Q:メタボリック症候群(シンドローム)はどういうものでしょうか。
【回答者】富山産業保健推進センター相談員 稲寺 秀邦
回答
最近様々なところでメタボリック症候群という言葉が聞かれます。メタボリックとはメタボリズム:代謝に由来し、症候群とは症候が集まり複数あるという意味です。すなわち1人に代謝の異常が複数重なった病態です。

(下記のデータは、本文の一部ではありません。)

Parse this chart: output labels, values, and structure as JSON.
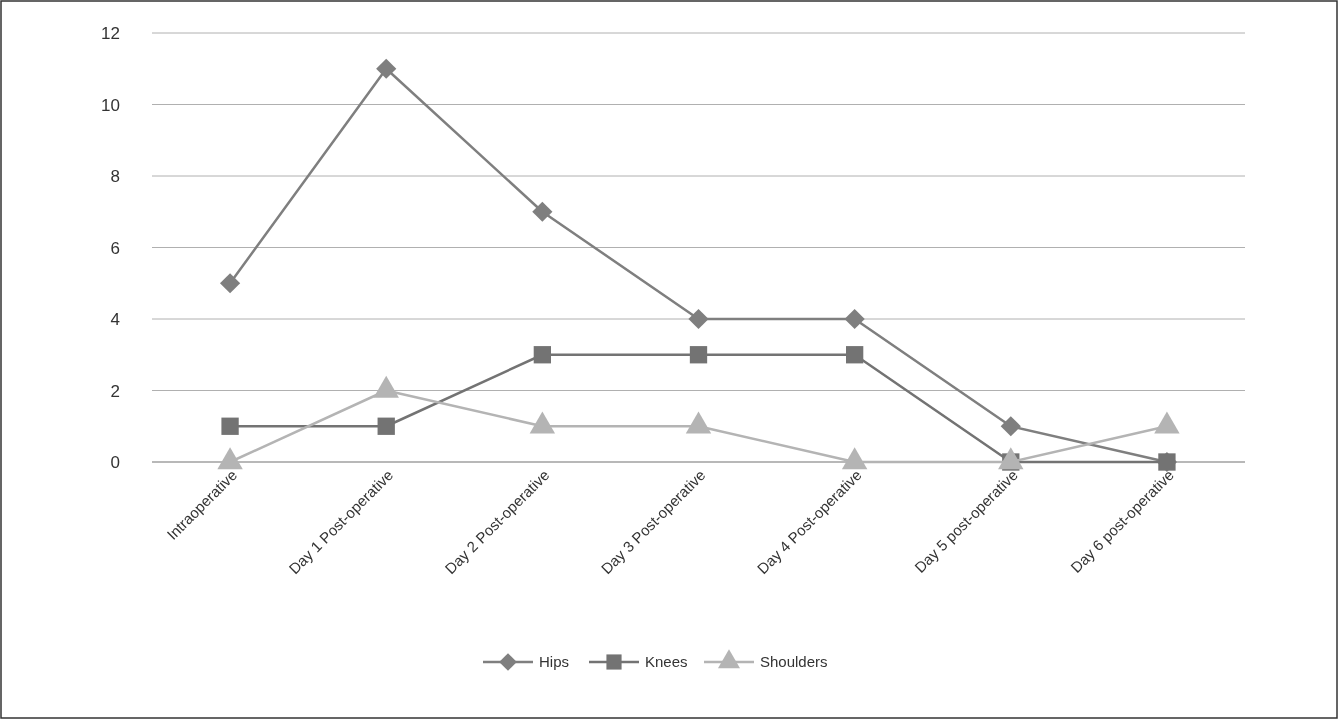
{
  "chart_data": {
    "type": "line",
    "categories": [
      "Intraoperative",
      "Day 1 Post-operative",
      "Day 2 Post-operative",
      "Day 3 Post-operative",
      "Day 4 Post-operative",
      "Day 5 post-operative",
      "Day 6 post-operative"
    ],
    "series": [
      {
        "name": "Hips",
        "color": "#7f7f7f",
        "marker": "diamond",
        "values": [
          5,
          11,
          7,
          4,
          4,
          1,
          0
        ]
      },
      {
        "name": "Knees",
        "color": "#737373",
        "marker": "square",
        "values": [
          1,
          1,
          3,
          3,
          3,
          0,
          0
        ]
      },
      {
        "name": "Shoulders",
        "color": "#b4b4b4",
        "marker": "triangle",
        "values": [
          0,
          2,
          1,
          1,
          0,
          0,
          1
        ]
      }
    ],
    "ylim": [
      0,
      12
    ],
    "yticks": [
      0,
      2,
      4,
      6,
      8,
      10,
      12
    ],
    "grid": "y",
    "legend": "bottom"
  }
}
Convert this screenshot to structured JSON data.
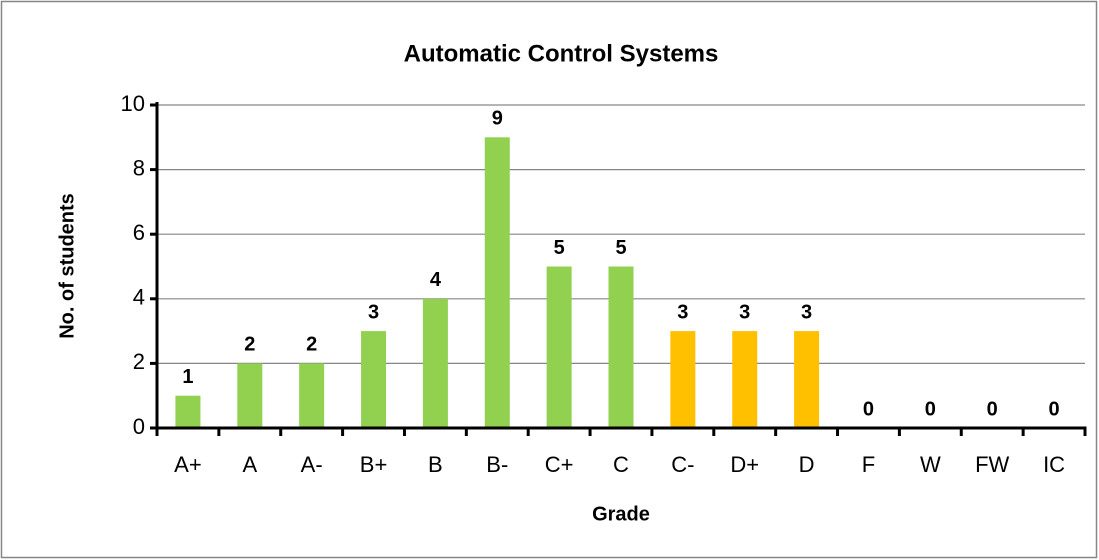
{
  "chart_data": {
    "type": "bar",
    "title": "Automatic Control Systems",
    "x_label": "Grade",
    "y_label": "No. of students",
    "categories": [
      "A+",
      "A",
      "A-",
      "B+",
      "B",
      "B-",
      "C+",
      "C",
      "C-",
      "D+",
      "D",
      "F",
      "W",
      "FW",
      "IC"
    ],
    "values": [
      1,
      2,
      2,
      3,
      4,
      9,
      5,
      5,
      3,
      3,
      3,
      0,
      0,
      0,
      0
    ],
    "colors": [
      "#92d050",
      "#92d050",
      "#92d050",
      "#92d050",
      "#92d050",
      "#92d050",
      "#92d050",
      "#92d050",
      "#ffc000",
      "#ffc000",
      "#ffc000",
      "#ffc000",
      "#ffc000",
      "#ffc000",
      "#ffc000"
    ],
    "ylim": [
      0,
      10
    ],
    "yticks": [
      0,
      2,
      4,
      6,
      8,
      10
    ],
    "grid": true
  }
}
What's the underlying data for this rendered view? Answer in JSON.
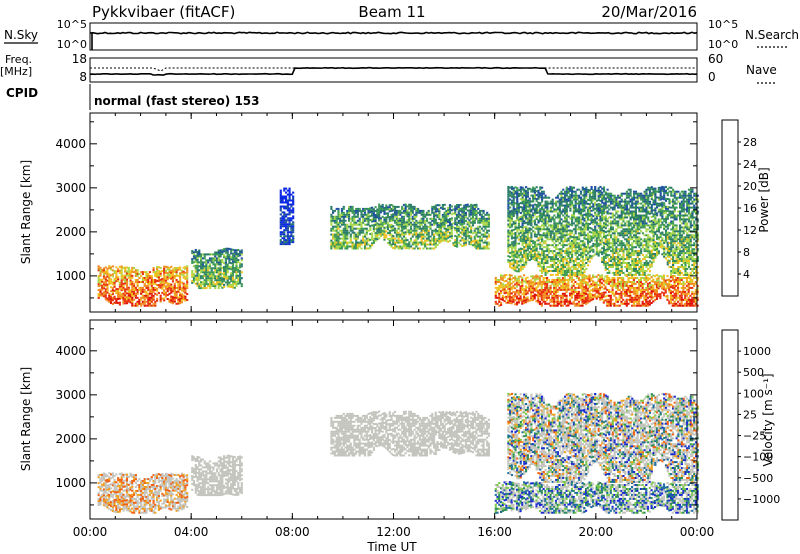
{
  "header": {
    "station": "Pykkvibaer (fitACF)",
    "beam": "Beam 11",
    "date": "20/Mar/2016"
  },
  "strips": {
    "nsky_label": "N.Sky",
    "nsearch_label": "N.Search",
    "freq_label_top": "Freq.",
    "freq_label_unit": "[MHz]",
    "nave_label": "Nave",
    "cpid_label": "CPID",
    "noise_ticks_left": [
      "10^5",
      "10^0"
    ],
    "noise_ticks_right": [
      "10^5",
      "10^0"
    ],
    "freq_ticks": [
      "18",
      "8"
    ],
    "nave_ticks": [
      "60",
      "0"
    ],
    "cpid_text": "normal (fast stereo) 153"
  },
  "panels": {
    "power_colorbar_label": "Power [dB]",
    "velocity_colorbar_label": "Velocity [m s⁻¹]",
    "range_label": "Slant Range [km]",
    "time_label": "Time UT"
  },
  "colors": {
    "velocity_gray": "#c4c4be",
    "axis": "#000000",
    "power_scale": [
      "#0a28e6",
      "#1e50a0",
      "#2a7a6a",
      "#3c9a55",
      "#a8d84a",
      "#f0c020",
      "#f08c20",
      "#e83010",
      "#e01000"
    ],
    "velocity_scale": [
      "#1a2ad0",
      "#1a6aa0",
      "#2a8a5a",
      "#7cc84a",
      "#c4c4be",
      "#c4c4be",
      "#f0a020",
      "#f06010",
      "#e01000"
    ]
  },
  "chart_data": [
    {
      "type": "heatmap",
      "title": "Power",
      "xlabel": "",
      "ylabel": "Slant Range [km]",
      "x_ticks": [
        "00:00",
        "04:00",
        "08:00",
        "12:00",
        "16:00",
        "20:00",
        "00:00"
      ],
      "y_ticks": [
        "1000",
        "2000",
        "3000",
        "4000"
      ],
      "xlim_hours": [
        0,
        24
      ],
      "ylim_km": [
        180,
        4700
      ],
      "colorbar": {
        "label": "Power [dB]",
        "ticks": [
          "4",
          "8",
          "12",
          "16",
          "20",
          "24",
          "28"
        ],
        "range": [
          0,
          30
        ]
      },
      "echo_regions": [
        {
          "t": [
            0.3,
            3.8
          ],
          "r": [
            300,
            1200
          ],
          "strength": "high"
        },
        {
          "t": [
            4.0,
            6.0
          ],
          "r": [
            700,
            1600
          ],
          "strength": "medium"
        },
        {
          "t": [
            7.5,
            8.0
          ],
          "r": [
            1700,
            3000
          ],
          "strength": "low"
        },
        {
          "t": [
            9.5,
            15.8
          ],
          "r": [
            1600,
            2600
          ],
          "strength": "medium"
        },
        {
          "t": [
            16.0,
            24.0
          ],
          "r": [
            300,
            1000
          ],
          "strength": "high"
        },
        {
          "t": [
            16.5,
            24.0
          ],
          "r": [
            1000,
            3000
          ],
          "strength": "medium"
        }
      ]
    },
    {
      "type": "heatmap",
      "title": "Velocity",
      "xlabel": "Time UT",
      "ylabel": "Slant Range [km]",
      "x_ticks": [
        "00:00",
        "04:00",
        "08:00",
        "12:00",
        "16:00",
        "20:00",
        "00:00"
      ],
      "y_ticks": [
        "1000",
        "2000",
        "3000",
        "4000"
      ],
      "xlim_hours": [
        0,
        24
      ],
      "ylim_km": [
        180,
        4700
      ],
      "colorbar": {
        "label": "Velocity [m s⁻¹]",
        "ticks": [
          "1000",
          "500",
          "100",
          "25",
          "−25",
          "−100",
          "−500",
          "−1000"
        ],
        "range": [
          -1200,
          1200
        ]
      },
      "echo_regions": [
        {
          "t": [
            0.3,
            3.8
          ],
          "r": [
            300,
            1200
          ],
          "velocity": "negative"
        },
        {
          "t": [
            4.0,
            6.0
          ],
          "r": [
            700,
            1600
          ],
          "velocity": "near-zero"
        },
        {
          "t": [
            9.5,
            15.8
          ],
          "r": [
            1600,
            2600
          ],
          "velocity": "near-zero"
        },
        {
          "t": [
            16.0,
            24.0
          ],
          "r": [
            300,
            1000
          ],
          "velocity": "positive"
        },
        {
          "t": [
            16.5,
            24.0
          ],
          "r": [
            1000,
            3000
          ],
          "velocity": "mixed"
        }
      ]
    }
  ]
}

代謝の異常とは、1. 脂質代謝の異常として中性脂肪150mg/dl以上かつ/または HDL-コレステロール40mg/dl未満 2. 糖代謝の異常として空腹時血糖110mg/dl以上、3. 血圧の異常として収縮期血圧130mmHg以上かつ/または拡張期血圧85mmHg以上 が基準です。3つ(脂質、糖、血圧)のうち2つ以上該当する場合、診断基準を満たします。ここで血圧が代謝の異常としてとらえられていることに注意して下さい。ひとつひとつのリスクは軽微でも、複数のリスクが1人に重積しますと、動脈硬化のリスクが飛躍的に高まることが明らかにされ、生じてきた概念です。

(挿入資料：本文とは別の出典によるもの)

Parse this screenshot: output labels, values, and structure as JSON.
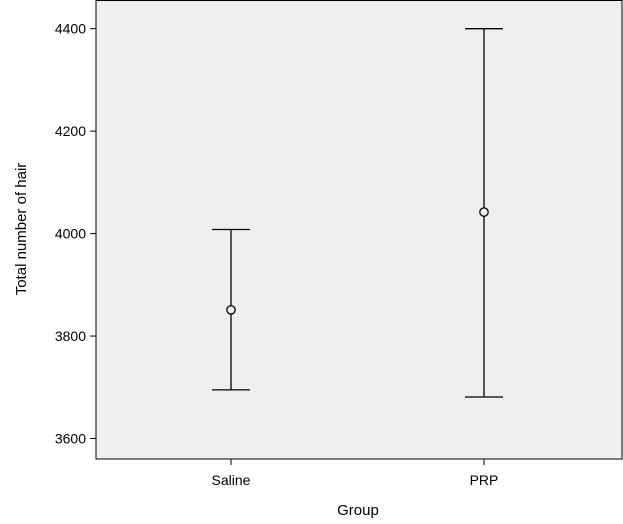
{
  "chart_data": {
    "type": "errorbar",
    "xlabel": "Group",
    "ylabel": "Total number of hair",
    "categories": [
      "Saline",
      "PRP"
    ],
    "points": [
      {
        "category": "Saline",
        "mean": 3851,
        "lower": 3695,
        "upper": 4008
      },
      {
        "category": "PRP",
        "mean": 4042,
        "lower": 3681,
        "upper": 4400
      }
    ],
    "ylim": [
      3560,
      4455
    ],
    "yticks": [
      3600,
      3800,
      4000,
      4200,
      4400
    ],
    "grid": false,
    "colors": {
      "plot_background": "#efefef",
      "axis": "#000000",
      "marks": "#000000"
    }
  }
}
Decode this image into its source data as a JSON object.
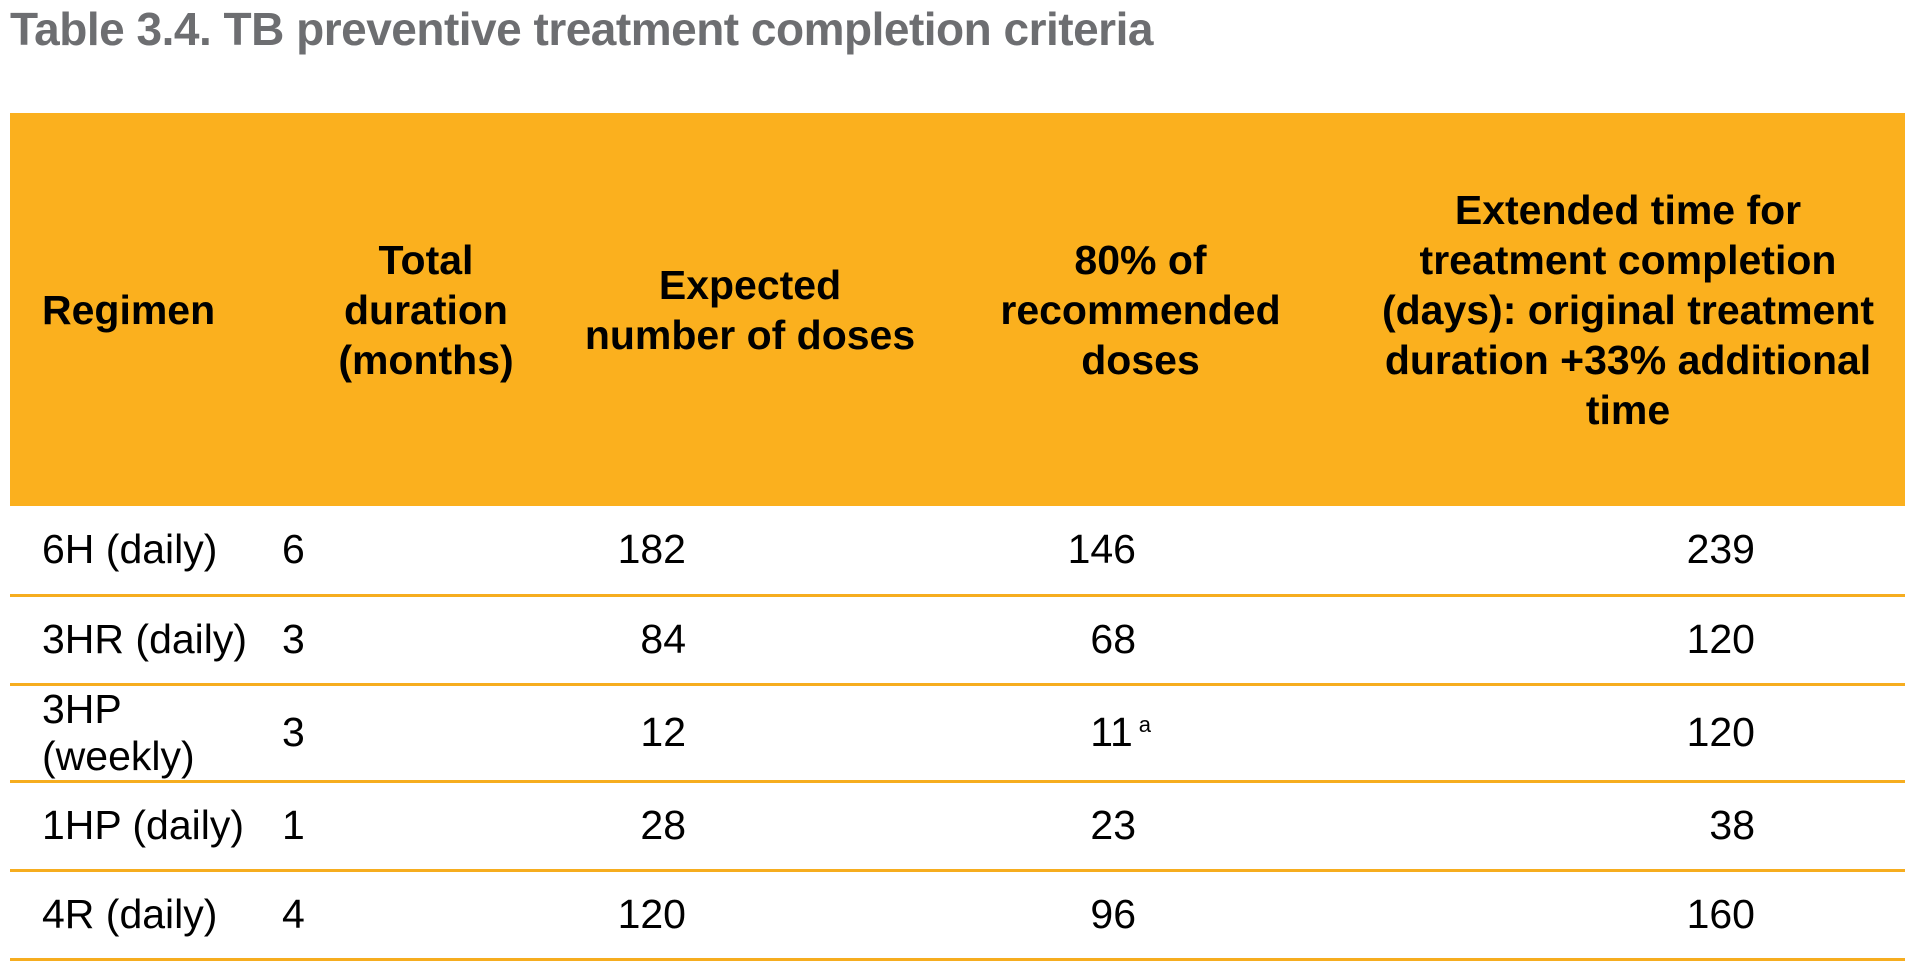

これらの代謝異常の前提として、内臓脂肪の蓄積を反映するウエスト周囲径が、男性85cm以上、女性90cm以上という基準があります。ウエスト周囲径が診断の前提になっているのは、代謝異常をおこす原因として、内臓脂肪の蓄積が基盤にあるという医学的根拠があります。

メタボリック症候群は1300万人、その予備軍は1400万人と頻度が高いことが報告されました。治療法として、ウエスト径を減らすための食事療法、運動療法が主体です。ウエスト径が減りますと、代謝の異常も比較的すみやかに改善していきます。